If You Read Anything This Week: Wine News 9/13/2019

New Master Sommeliers: In case you missed it, seven new Master Sommeliers have been named following the exam this past week in St. Louis. Congratulations to Nick Davis, Mariya Kovacheva, Justin Moore, Vincent Morrow, Joshua Orr, Jeremy Shanker, and Jill Zimorski! [Wine Industry Advisor]

Sonoma sustainability & more: Five years ago, Sonoma County Winegrowers set out to achieve 100% sustainability certification across its vineyards by 2019. Today, they’re at 99%. Their next project is to be the pilot region for the new Climate Adaptation Certification, which focuses on carbon sequestration and greenhouse gas emissions. [SF Chronicle]

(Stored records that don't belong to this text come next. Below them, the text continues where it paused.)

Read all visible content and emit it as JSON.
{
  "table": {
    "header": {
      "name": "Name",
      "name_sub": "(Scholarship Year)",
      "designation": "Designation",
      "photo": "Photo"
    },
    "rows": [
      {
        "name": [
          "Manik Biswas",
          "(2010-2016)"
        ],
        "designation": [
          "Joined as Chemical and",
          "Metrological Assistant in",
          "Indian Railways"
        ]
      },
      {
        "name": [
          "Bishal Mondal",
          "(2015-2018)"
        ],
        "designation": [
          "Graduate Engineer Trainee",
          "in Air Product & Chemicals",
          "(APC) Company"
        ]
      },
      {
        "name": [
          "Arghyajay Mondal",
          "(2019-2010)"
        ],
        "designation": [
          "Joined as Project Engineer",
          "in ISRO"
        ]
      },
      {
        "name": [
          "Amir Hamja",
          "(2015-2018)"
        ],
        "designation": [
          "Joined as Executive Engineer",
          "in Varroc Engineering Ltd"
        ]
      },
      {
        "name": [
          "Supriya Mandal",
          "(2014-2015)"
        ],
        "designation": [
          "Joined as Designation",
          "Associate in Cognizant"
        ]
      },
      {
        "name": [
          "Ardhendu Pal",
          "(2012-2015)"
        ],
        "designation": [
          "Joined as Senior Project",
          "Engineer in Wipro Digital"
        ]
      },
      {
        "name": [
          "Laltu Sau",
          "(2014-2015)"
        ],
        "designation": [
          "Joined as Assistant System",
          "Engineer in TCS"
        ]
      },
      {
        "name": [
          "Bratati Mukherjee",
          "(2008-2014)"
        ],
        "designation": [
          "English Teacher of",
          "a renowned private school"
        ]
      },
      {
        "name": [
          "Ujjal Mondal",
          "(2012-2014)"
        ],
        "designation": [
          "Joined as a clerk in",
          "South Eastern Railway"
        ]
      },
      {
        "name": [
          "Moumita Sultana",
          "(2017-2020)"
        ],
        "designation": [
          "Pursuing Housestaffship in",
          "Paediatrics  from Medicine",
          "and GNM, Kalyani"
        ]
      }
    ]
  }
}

No-deal Brexit & wine: In the event of a no-deal Brexit, new paperwork requirements could cost UK wine businesses 70 million pounds, say new estimates. This paperwork would be associated with wines imported from the EU and English wine exported to the EU. About 55% of the UK’s wine is imported from the EU. [Decanter]

Mexican wine: Though it has been made since the 16th century, Mexican wine has received renewed attention as winemakers have experimented with new grapes—without any regulations, they’re free to be creative—and gotten access to cleaner water. US restaurants are increasingly featuring these wines. [Wine Enthusiast]

Affordable Burgundy: Though Burgundy’s costs have skyrocketed over the past two decades, Eric Asimov recognizes why these wines still captivate. He suggests 12 somewhat more affordable options. [NYT]

Remembering Windows: An excerpt from Tom Roston’s The Most Spectacular Restaurant in the World tells the story of Window on the World in commemoration of the September 11 anniversary this week. [Grub Street]

Our favorite SevenFifty Daily article this week

New Napa: MS Matt Stamp examines the so-called New California movement as it has emerged in Napa. Sonoma winemakers, followed by others throughout the state, led the way in exploring this new style; in Napa, there have been fewer revolutionaries thanks to high costs and a clearly established style. And yet entrepreneurs are making their mark. [SevenFifty Daily]

What do you think?

For those of you with viticultural experience, what do you think of the Climate Adaptation Certification?

What are your favorite Mexican wines? Do you see many in your market?

Which Burgundy producers are your go-to less-expensive options?

Who else is making exciting “new wave” wine in Napa? What else should be said about Napa’s role in the New California movement?

What else have you been reading this week?